Maybe, if the schools knew what was wrong, they’d fix it. Then again, maybe the schools have always known. Maybe the system believes the problems aren’t actual problems at all. Maybe this is the thinning of the herd, where the lame are let go. Maybe this is exactly how it’s supposed to function. Maybe the wealthy need less thinkers and more laborers. Perhaps states truly do understand what happens to children who experience ethnic studies. Was it ever the intention to teach an honest historical account of how we got to this point? Were we ever supposed to get to college? Maybe conservatives know precisely what happens to students who are told the truth about white supremacy, Colonialism, Imperialism, and hetero-normative oppression.
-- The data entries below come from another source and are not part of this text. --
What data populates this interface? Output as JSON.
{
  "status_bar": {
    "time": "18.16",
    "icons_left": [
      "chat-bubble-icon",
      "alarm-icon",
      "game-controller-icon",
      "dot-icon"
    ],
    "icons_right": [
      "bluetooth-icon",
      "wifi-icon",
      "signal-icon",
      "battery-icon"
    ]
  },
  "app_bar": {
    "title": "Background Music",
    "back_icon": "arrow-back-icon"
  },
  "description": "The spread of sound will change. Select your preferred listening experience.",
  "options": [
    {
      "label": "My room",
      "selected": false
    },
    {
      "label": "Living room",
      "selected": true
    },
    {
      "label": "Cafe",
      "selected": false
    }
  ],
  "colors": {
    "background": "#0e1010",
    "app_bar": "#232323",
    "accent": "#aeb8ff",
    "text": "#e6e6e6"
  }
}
Maybe no controlling power is inspired by the idea of citizens understanding exactly what’s happening on Capitol Hill. What if I wasn’t a prized child—viewed as the purpose for all involved—that somehow slipped and fell into a crack, but instead I was deemed the dirt necessary to fill an expecting hole?


John S. Blake

John S. Blake is a cisgender, African American writer, poet, activist, and youth advocate originally from New York City. He’s currently studying African American Studies and English, with concentrations in Gender/Sexuality, Sociology, and Creative Writing, aiming for his Masters in Education at Virginia Commonwealth University. He facilitates creative writing and intersectionality workshops nationwide.